On Monday we finally reached Madeleine L’Engle and told her of our recent disagreements, strained relationships and tension. Her advice was to go into silence and not try to wrestle with any more problems. So during lunch there was a short reading from the Spirit of Poverty followed by four hours of solitude and silence so each of us could listen to our own heart. Somehow this actually helped! When Shipen and David finally did talk together they were able to find accord and reach a level of trust again. At dinner, in our typically overly introspective way, we talked about how we each experienced the period of silence.

The next day we headed off to my parent’s home in West Bloomfield where we would stay for the next three days. We arrived just after lunch and were greeted by my three longhaired brothers, my extremely boisterous sister, my Mom, Dad and my quiet, senile Granny. That afternoon, we got out our instruments and had a delightfully fun jam session in the family music room with my brother Ben on sitar, brother Chris on guitar, my Dad on piano or banjo, and my sister Heidi and David Karasek on violins. David Lynch and Chris shared guitar techniques and the finer points of Martin guitars while Shipen and Ben talked about sitars and eastern music. In the evening, we performed at Church of Our Savior in Bloomfield Hills, which had been my home church when I was in ninth and tenth grade. I was delighted to be playing for my family, friends and neighbors who came to hear us.

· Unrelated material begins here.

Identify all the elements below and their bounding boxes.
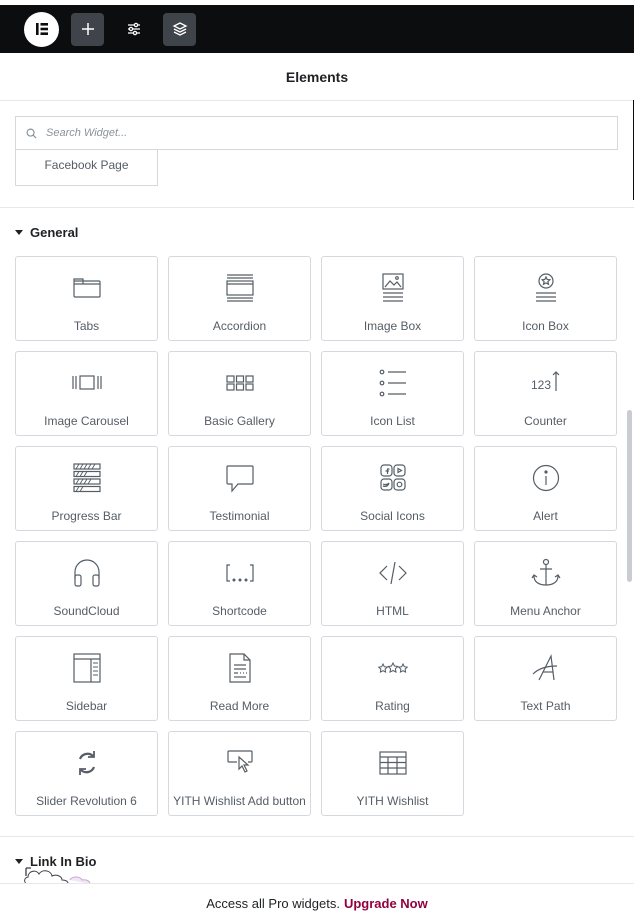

Performing at Church of our Savior, Bloomfield Hills, MI

Before we left, I sat out on the front lawn with my mother talking about my future. I admitted that I still hoped to marry David and that I was deeply in love with him. I explained why our marriage was on hold and how eventually, we hoped the community would accept the idea. Of course, my mother raised the typical motherly concerns and gave her pitch, again, for my leaving the group. She expressed her concerns that she thought Shipen was too dictatorial and that I should be careful not to be brainwashed and swallowed up by the group. I did my best to allay her fears, assuring her we were not a Jim Jones cult and that Shipen was just our leader. Later that evening we played to a small crowd at Christ Church Cranbrook – dismal - then returned to my parent’s home for a big dinner with my family.

Dinner with the Ruetenik family 1973

The following day my brother Dan showed some of his excellent movies he had made as well as his outstanding cartoon that took you on a journey zooming into a bug on a leaf, then zooming in on the bug’s eye which led into a new scene (similar to the book Zoom only this was 30 years earlier). The group was duly impressed with Dan’s artistry and creativity.

Being Silly at Shishonee's family home

On April 27th we left West Bloomfield and drove amidst a gentle rain through Ohio, Pennsylvania, and into New York. The bus, of course, was acting up and the engine oil pressure gauge moved down into dangerously low levels. We drove to the nearest mechanic who was able to offer little help so we chanced it and drove on to West Park and arrived at 3:15 p.m. at Holy Cross Monastery.

The Trees Group, a community of seven Christian minstrels based at the
Cathedral of St. John the Divine in New York City, recently gave an unusual
musical presentation during their visit to Holy Cross Monastery in West Park.

We were given guest rooms for the duration of our visit, a kind of retreat for us until we were to leave for the Cathedral, which was planned, of course, for our foundation day, May 2nd. We spent those last three days attending services, giving a concert, relaxing, and typing up our individual presentations about what each of our duties entailed (secretary, tour manager, treasurer, etc.). We wanted to be totally prepared when we presented ourselves at our first meeting with Canon West and the Dean of the Cathedral.